Given a generic Dimension d, the naming convention is such that:

  • d_m is the minimum iteration point
  • d_M is the maximum iteration point

Hence, op.apply(..., d_m=4, d_M=7, ...) will run op in the compact interval [4, 7] along d. For historical reasons, d=... aliases to d_M=...; in many Devito examples it happens to see op.apply(..., time=10, ...) -- this is just equivalent to op.apply(..., time_M=10, ...).

If we try to specify an invalid iteration extreme, Devito will raise an exception.


In [8]:
from devito.exceptions import InvalidArgument
try:
    op.apply(time_M=2)
except InvalidArgument as e:
    print(e)


OOB detected due to time_M=2

The same Operator can be applied to a different TimeFunction. For example:


In [9]:
#NBVAL_IGNORE_OUTPUT
u2 = TimeFunction(name='u', grid=grid, save=5)
summary = op.apply(u=u2)


Operator `Kernel` run in 0.00 s

In [10]:
u2.data


Out[10]:
Data([[[0., 0., 0., 0.],
       [0., 0., 0., 0.],
       [0., 0., 0., 0.],
       [0., 0., 0., 0.]],

      [[1., 1., 1., 1.],
       [1., 1., 1., 1.],
       [1., 1., 1., 1.],
       [1., 1., 1., 1.]],

      [[2., 2., 2., 2.],
       [2., 2., 2., 2.],
       [2., 2., 2., 2.],
       [2., 2., 2., 2.]],

      [[3., 3., 3., 3.],
       [3., 3., 3., 3.],
       [3., 3., 3., 3.],
       [3., 3., 3., 3.]],

      [[4., 4., 4., 4.],
       [4., 4., 4., 4.],
       [4., 4., 4., 4.],
       [4., 4., 4., 4.]]], dtype=float32)

Note that this was the third call to op.apply, but code generation and JIT-compilation only occurred upon the very first call.

There is one relevant case in which the maximum iteration point along the time dimension must be specified -- whenever save is unset, as in such a case the Operator wouldn't know for how many iterations to run.


In [11]:
v = TimeFunction(name='v', grid=grid)
op2 = Operator(Eq(v.forward, v + 1))
try:
    op2.apply()
except ValueError as e:
    print(e)


No value found for parameter time_M

In [12]:
#NBVAL_IGNORE_OUTPUT
summary = op2.apply(time_M=4)


Operator `Kernel` run in 0.00 s

In [13]:
v.data


Out[13]:
Data([[[4., 4., 4., 4.],
       [4., 4., 4., 4.],
       [4., 4., 4., 4.],
       [4., 4., 4., 4.]],

      [[5., 5., 5., 5.],
       [5., 5., 5., 5.],
       [5., 5., 5., 5.],
       [5., 5., 5., 5.]]], dtype=float32)

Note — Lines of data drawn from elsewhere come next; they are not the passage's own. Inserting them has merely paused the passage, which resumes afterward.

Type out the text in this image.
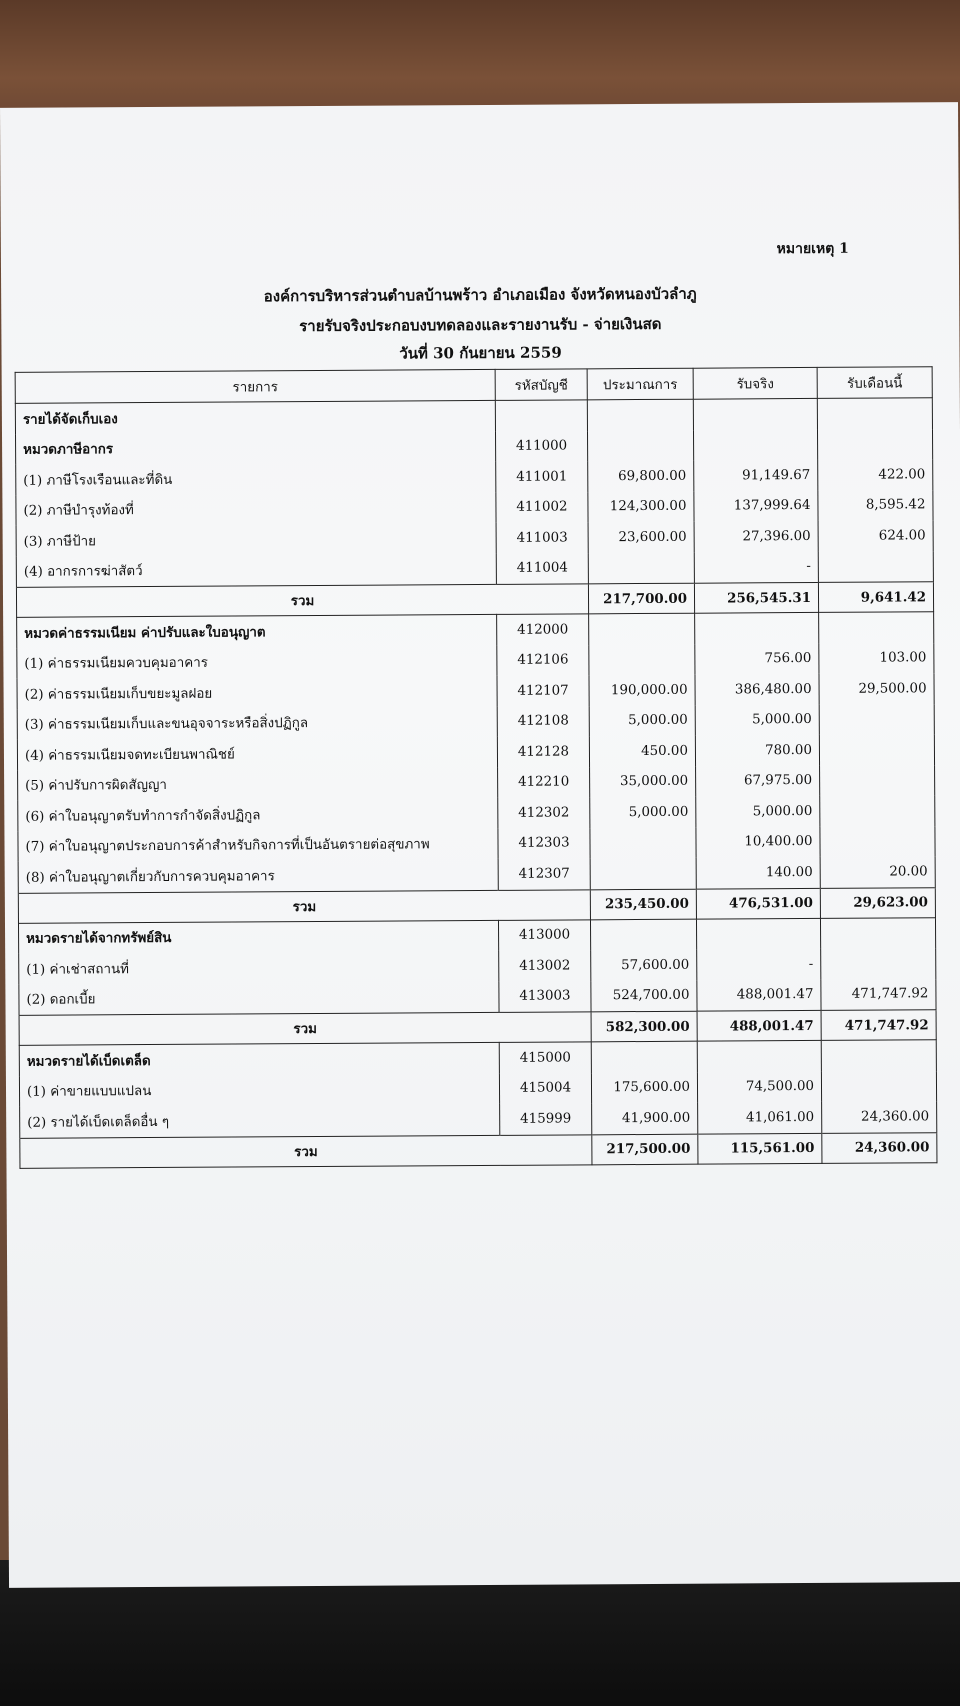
หมายเหตุ 1
องค์การบริหารส่วนตำบลบ้านพร้าว อำเภอเมือง จังหวัดหนองบัวลำภู
รายรับจริงประกอบงบทดลองและรายงานรับ - จ่ายเงินสด
วันที่ 30 กันยายน 2559
รายการ	รหัสบัญชี	ประมาณการ	รับจริง	รับเดือนนี้
รายได้จัดเก็บเอง				
หมวดภาษีอากร	411000			
(1) ภาษีโรงเรือนและที่ดิน	411001	69,800.00	91,149.67	422.00
(2) ภาษีบำรุงท้องที่	411002	124,300.00	137,999.64	8,595.42
(3) ภาษีป้าย	411003	23,600.00	27,396.00	624.00
(4) อากรการฆ่าสัตว์	411004		-	
รวม		217,700.00	256,545.31	9,641.42
หมวดค่าธรรมเนียม ค่าปรับและใบอนุญาต	412000			
(1) ค่าธรรมเนียมควบคุมอาคาร	412106		756.00	103.00
(2) ค่าธรรมเนียมเก็บขยะมูลฝอย	412107	190,000.00	386,480.00	29,500.00
(3) ค่าธรรมเนียมเก็บและขนอุจจาระหรือสิ่งปฏิกูล	412108	5,000.00	5,000.00	
(4) ค่าธรรมเนียมจดทะเบียนพาณิชย์	412128	450.00	780.00	
(5) ค่าปรับการผิดสัญญา	412210	35,000.00	67,975.00	
(6) ค่าใบอนุญาตรับทำการกำจัดสิ่งปฏิกูล	412302	5,000.00	5,000.00	
(7) ค่าใบอนุญาตประกอบการค้าสำหรับกิจการที่เป็นอันตรายต่อสุขภาพ	412303		10,400.00	
(8) ค่าใบอนุญาตเกี่ยวกับการควบคุมอาคาร	412307		140.00	20.00
รวม		235,450.00	476,531.00	29,623.00
หมวดรายได้จากทรัพย์สิน	413000			
(1) ค่าเช่าสถานที่	413002	57,600.00	-	
(2) ดอกเบี้ย	413003	524,700.00	488,001.47	471,747.92
รวม		582,300.00	488,001.47	471,747.92
หมวดรายได้เบ็ดเตล็ด	415000			
(1) ค่าขายแบบแปลน	415004	175,600.00	74,500.00	
(2) รายได้เบ็ดเตล็ดอื่น ๆ	415999	41,900.00	41,061.00	24,360.00
รวม		217,500.00	115,561.00	24,360.00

The summary variable can be inspected to retrieve performance metrics.


In [14]:
#NBVAL_IGNORE_OUTPUT
summary


Out[14]:
PerformanceSummary([('section0',
                     PerfEntry(time=3e-06, gflopss=0.0, gpointss=0.0, oi=0.0, ops=0, itershapes=[]))])

We observe that basically all entries except for the execution time are fixed at 0. This is because by default Devito avoids to compute performance metrics, to minimize the processing time before returning control to the user (in complex Operators, the processing time to retrieve, for instance, the operation count or the memory footprint could be significant). To compute all performance metrics, a user could either export the environment variable DEVITO_PROFILING to 'advanced' or change the profiling level programmatically before the Operator is constructed


In [15]:
#NBVAL_IGNORE_OUTPUT
from devito import configuration
configuration['profiling'] = 'advanced'

op = Operator(Eq(u.forward, u*u + 1.))
op.apply()


Operator `Kernel` run in 0.00 s
Out[15]:
PerformanceSummary([('section0',
                     PerfEntry(time=3e-06, gflopss=0.021333333333333333, gpointss=0.010666666666666666, oi=0.16666666666666666, ops=2, itershapes=[(2, 4, 4)]))])

A PerformanceSummary will contain as many entries as "sections" in the generated code. Currently, there is no way to automatically tie a compiler-generated section to the user-provided Eqs (in general, there can be more than one Eq in a section). The only option is to look at the generated code and search for bodies of code wrapped within C comments such as

/* Begin section0 */
<code>
/* End section0 \*/"

For example


In [16]:
# Uncomment me and search for /* Begin section0 */ ... /* End section0 */
# print(op)

In the PerformanceSummary, associated to section0 is a PerfEntry, whose entries represent:

  • time: The time, in seconds, to execute the section.
  • gflopss: Performance of the section in Gigaflops per second.
  • gpointss: Performance of the section in Gigapoints per second.
  • oi: Operational intensity.
  • ops: Floating point operations at each (innermost loop) iteration.
  • itershape: The shape of the iteration space.